A few days into their stay in the mountains, he asked her to join him for a ride the following afternoon. It was an invitation delivered with great show before a crowd of onlookers. She stood about the next day at the appointed hour-dressed to perfection in a cream-colored riding outfit, with a silken hat perched high on her head, chilled by the spring air but sure that the high color in her cheeks was worth it-only to discover that he had forgotten all about her. He had ridden out early that morning for the hunt with no apparent thought for her at all. Even Rhrenna, her erstwhile friend, could not help but show amusement at the way he belittled her.
What did it matter, though? The Mein were a petty people who took pleasure in humiliating a race that generations had proven was superior. He could have his small amusements, and she would hold to spite. Spite and condescension. That was all she felt for him. Fortunately, their stay in the mountains was almost over. Corinn had been counting the days, ready to get back to Acacia, where she could put some distance between herself and this barbarian who called himself the ruler of the Known World.

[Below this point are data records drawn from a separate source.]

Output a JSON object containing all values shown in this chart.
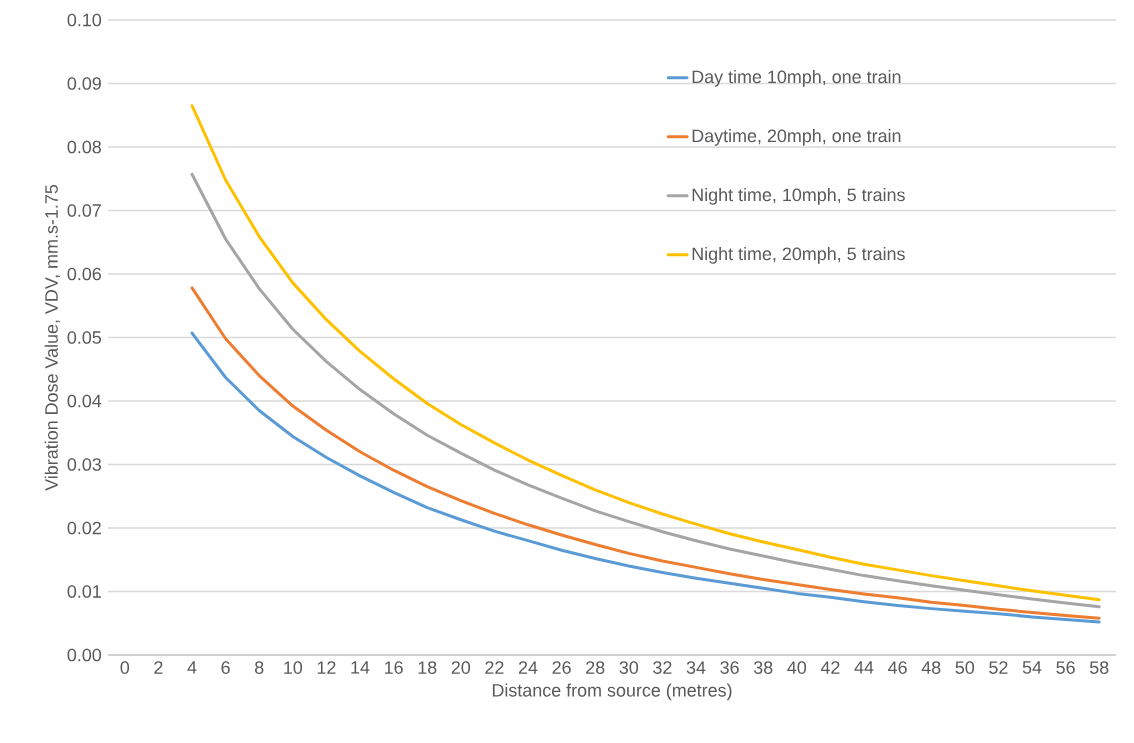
{
  "chart_data": {
    "type": "line",
    "xlabel": "Distance from source (metres)",
    "ylabel": "Vibration Dose Value, VDV, mm.s-1.75",
    "categories": [
      "0",
      "2",
      "4",
      "6",
      "8",
      "10",
      "12",
      "14",
      "16",
      "18",
      "20",
      "22",
      "24",
      "26",
      "28",
      "30",
      "32",
      "34",
      "36",
      "38",
      "40",
      "42",
      "44",
      "46",
      "48",
      "50",
      "52",
      "54",
      "56",
      "58"
    ],
    "series": [
      {
        "name": "Day time 10mph, one train",
        "color": "#5b9bd5",
        "values": [
          null,
          null,
          0.0507,
          0.0437,
          0.0385,
          0.0344,
          0.0311,
          0.0282,
          0.0256,
          0.0232,
          0.0213,
          0.0195,
          0.018,
          0.0165,
          0.0152,
          0.014,
          0.013,
          0.0121,
          0.0113,
          0.0105,
          0.0097,
          0.0091,
          0.0084,
          0.0078,
          0.0073,
          0.0069,
          0.0065,
          0.006,
          0.0056,
          0.0052
        ]
      },
      {
        "name": "Daytime, 20mph, one train",
        "color": "#ed7d31",
        "values": [
          null,
          null,
          0.0578,
          0.0498,
          0.044,
          0.0392,
          0.0354,
          0.032,
          0.0291,
          0.0265,
          0.0243,
          0.0223,
          0.0205,
          0.0189,
          0.0174,
          0.016,
          0.0148,
          0.0138,
          0.0128,
          0.0119,
          0.0111,
          0.0103,
          0.0096,
          0.009,
          0.0083,
          0.0078,
          0.0072,
          0.0067,
          0.0062,
          0.0058
        ]
      },
      {
        "name": "Night time, 10mph, 5 trains",
        "color": "#a5a5a5",
        "values": [
          null,
          null,
          0.0757,
          0.0655,
          0.0577,
          0.0513,
          0.0462,
          0.0418,
          0.038,
          0.0346,
          0.0318,
          0.0291,
          0.0268,
          0.0247,
          0.0227,
          0.021,
          0.0194,
          0.018,
          0.0167,
          0.0156,
          0.0145,
          0.0135,
          0.0125,
          0.0117,
          0.0109,
          0.0102,
          0.0095,
          0.0088,
          0.0082,
          0.0076
        ]
      },
      {
        "name": "Night time, 20mph, 5 trains",
        "color": "#ffc000",
        "values": [
          null,
          null,
          0.0865,
          0.0748,
          0.0659,
          0.0586,
          0.0528,
          0.0478,
          0.0435,
          0.0396,
          0.0363,
          0.0334,
          0.0307,
          0.0283,
          0.026,
          0.024,
          0.0222,
          0.0206,
          0.0191,
          0.0178,
          0.0166,
          0.0154,
          0.0143,
          0.0134,
          0.0125,
          0.0117,
          0.0109,
          0.0101,
          0.0094,
          0.0087
        ]
      }
    ],
    "ylim": [
      0,
      0.1
    ],
    "yticks": [
      {
        "value": 0,
        "label": "0.00"
      },
      {
        "value": 0.01,
        "label": "0.01"
      },
      {
        "value": 0.02,
        "label": "0.02"
      },
      {
        "value": 0.03,
        "label": "0.03"
      },
      {
        "value": 0.04,
        "label": "0.04"
      },
      {
        "value": 0.05,
        "label": "0.05"
      },
      {
        "value": 0.06,
        "label": "0.06"
      },
      {
        "value": 0.07,
        "label": "0.07"
      },
      {
        "value": 0.08,
        "label": "0.08"
      },
      {
        "value": 0.09,
        "label": "0.09"
      },
      {
        "value": 0.1,
        "label": "0.10"
      }
    ],
    "grid": "y",
    "legend": "top right",
    "marker": "none",
    "line_style": "solid"
  }
}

Strange, though, that when a servant next brought her a message from Hanish, she experienced a tingling in her chest and a quickening of her pulse that-had the situation been otherwise-she would have interpreted as exhilaration. He wished for her company that afternoon, the messenger said, to practice archery. He prayed that she would not leave him standing alone. That sounded like a fine idea, she thought. Leave him standing about, dejected, spurned. And yet she knew that would not work. Hanish was not easy to insult. He would find a way to playfully punish her for it at dinner that evening. Not going, she decided, would be more easily ridiculed than answering his invitation would be.
She found Hanish at the archery field. For once he was free of his entourage, accompanied only by a squire, who attended to the selection of bows, and by a boy, who stood some distance away in the heavy grass, waiting by the targets to retrieve arrows.
“Ah, Princess!” Hanish said, all smiles and merriment on seeing her. “I was starting to wonder… Come and teach me what you know. This is agentle sport, yes? I understand from the servants here that you were quite the archer as a girl.”
“I may have been once, but I’m neither an archer nor a girl anymore.”
He offered her a bow that the squire had just handed him. “Well, you are at least half right. I’ll judge the other.”
Corinn took the bow. The polished ash wood of the weapon felt good in her hands, the curves of the limbs familiar, light as if it were somehow made of bird bone. She ran her fingers down the taut string. She was some time in studying it before she motioned for an arrow.
Plucking the missile from the squire’s hand, she nocked it, set it to rest, and lifted the bow to sight the target. She gripped the bow easily, her fingers settling in one after the other, her posture straight backed but easy, just as she had been instructed years before. She knew Hanish had paused to watch her. She did not care. She picked out a triangular target, one a little distance from where the boy stood. She drew her string hand back to her cheek, the arrow resting atop her fingers and the shaft a straight path out into the world. She loosed her fingers. The arrow flew. Vanished, it seemed. Only to appear a moment later, jutting from near the center of her chosen target.
Hanish exclaimed. He touched her arm and said something appraising to the squire, who affirmed the statement. Corinn had not felt quite such a visceral pleasure in some time. The deadly precision of it, the power pointed out at the world, the piercing thunk and then the stillness, the visual proof of her skill imbedded in the target. Her fingers came up of their own accord, snapped in the air for another arrow.